Development of pH-Controlled Aluminum-Based Polymeric Gel for Conformance Control in Sour Gas Reservoirs

[Image: see text] Excessive water production from natural gas reservoirs is a main challenge facing the industry nowadays. Polymeric gelants have been widely applied to seal the water production zones, leading to a more feasible production operation. Nevertheless, conventional treatments fail in reservoirs characterized with the presence of sour gases. In this paper, aluminum-based salts are investigated as potential replacement for the conventional chromium acetate as crosslinkers for polyacrylamide (PAM), where aluminum has the advantage of being more environment-friendly besides its abundance. The investigation covers the whole pH range and examines the rheological behavior of the mature gels in the temperature range between 25 and 100 °C. While chromium acetate was proven to be sensitive to the presence of sour gases, namely, CO(2) and H(2)S, because of the inability to produce a stable gel at the acidic conditions, this paper presents aluminum-based crosslinkers that are more tolerable toward high acidity. Unlike the conventional crosslinkers, the gelation rate in aluminum acetate and aluminum aminoacetate systems was found to decrease with the increase in pH. Both the crosslinkers succeeded in producing a strong gel with a storage modulus of more than 2000 Pa.
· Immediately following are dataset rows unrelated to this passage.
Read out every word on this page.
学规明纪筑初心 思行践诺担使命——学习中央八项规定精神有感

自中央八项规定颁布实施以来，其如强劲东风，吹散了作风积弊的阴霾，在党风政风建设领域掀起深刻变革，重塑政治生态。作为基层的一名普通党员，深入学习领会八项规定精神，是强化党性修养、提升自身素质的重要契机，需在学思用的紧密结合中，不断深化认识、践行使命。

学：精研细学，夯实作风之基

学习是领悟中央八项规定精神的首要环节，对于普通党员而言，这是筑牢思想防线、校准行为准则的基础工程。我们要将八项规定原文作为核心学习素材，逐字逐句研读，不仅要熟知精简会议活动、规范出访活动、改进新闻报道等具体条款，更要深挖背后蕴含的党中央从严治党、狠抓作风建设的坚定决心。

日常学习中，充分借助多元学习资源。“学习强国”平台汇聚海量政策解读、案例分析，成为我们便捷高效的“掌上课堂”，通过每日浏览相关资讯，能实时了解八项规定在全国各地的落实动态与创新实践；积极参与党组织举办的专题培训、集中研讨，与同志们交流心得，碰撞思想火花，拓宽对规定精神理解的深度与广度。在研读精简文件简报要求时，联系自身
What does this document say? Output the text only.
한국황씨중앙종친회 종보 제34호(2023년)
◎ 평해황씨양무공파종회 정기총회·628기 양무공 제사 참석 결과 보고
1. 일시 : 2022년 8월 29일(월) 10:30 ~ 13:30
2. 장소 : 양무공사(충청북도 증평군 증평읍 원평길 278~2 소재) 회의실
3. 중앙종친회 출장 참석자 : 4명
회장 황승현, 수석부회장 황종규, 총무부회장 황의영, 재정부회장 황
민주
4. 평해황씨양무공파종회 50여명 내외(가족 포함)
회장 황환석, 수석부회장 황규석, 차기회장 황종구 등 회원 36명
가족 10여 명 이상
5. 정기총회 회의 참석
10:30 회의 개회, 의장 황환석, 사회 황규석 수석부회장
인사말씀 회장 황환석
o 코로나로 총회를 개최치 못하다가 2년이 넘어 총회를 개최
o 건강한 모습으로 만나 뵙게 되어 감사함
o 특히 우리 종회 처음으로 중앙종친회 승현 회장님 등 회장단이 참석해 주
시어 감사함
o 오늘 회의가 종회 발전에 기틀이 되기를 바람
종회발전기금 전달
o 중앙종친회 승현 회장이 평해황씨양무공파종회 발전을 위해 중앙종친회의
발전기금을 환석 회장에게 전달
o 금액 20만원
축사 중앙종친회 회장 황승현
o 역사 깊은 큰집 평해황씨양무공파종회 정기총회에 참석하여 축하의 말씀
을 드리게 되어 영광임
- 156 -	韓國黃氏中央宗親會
Moreover, this study relates the physical stability of the colloidal aluminum crosslinkers with the viscoelastic behavior of the mature gel. The results reveal that aluminum acetate, among the screened salts, has a controllable gelation time at pH conditions between 3.5 and 8.5 and is the most stable in the temperature range 25–100 °C. PAM/AlAc system has a gelation time of around 50 min at 75 °C making it suitable for near-wellbore treatments, while the gelation time increased to 80 min upon increasing the pH of the system from 4.1 to 4.6. Moreover, the system showed good stability in saline conditions with NaCl concentration of up to 50,000 ppm. Scanning electron microscopy of freeze-dried samples proved the uniform distribution of colloidal crosslinkers and showed sheets wrapping around the colloidal particles. The performance of the new crosslinker is compared with available commercial crosslinkers.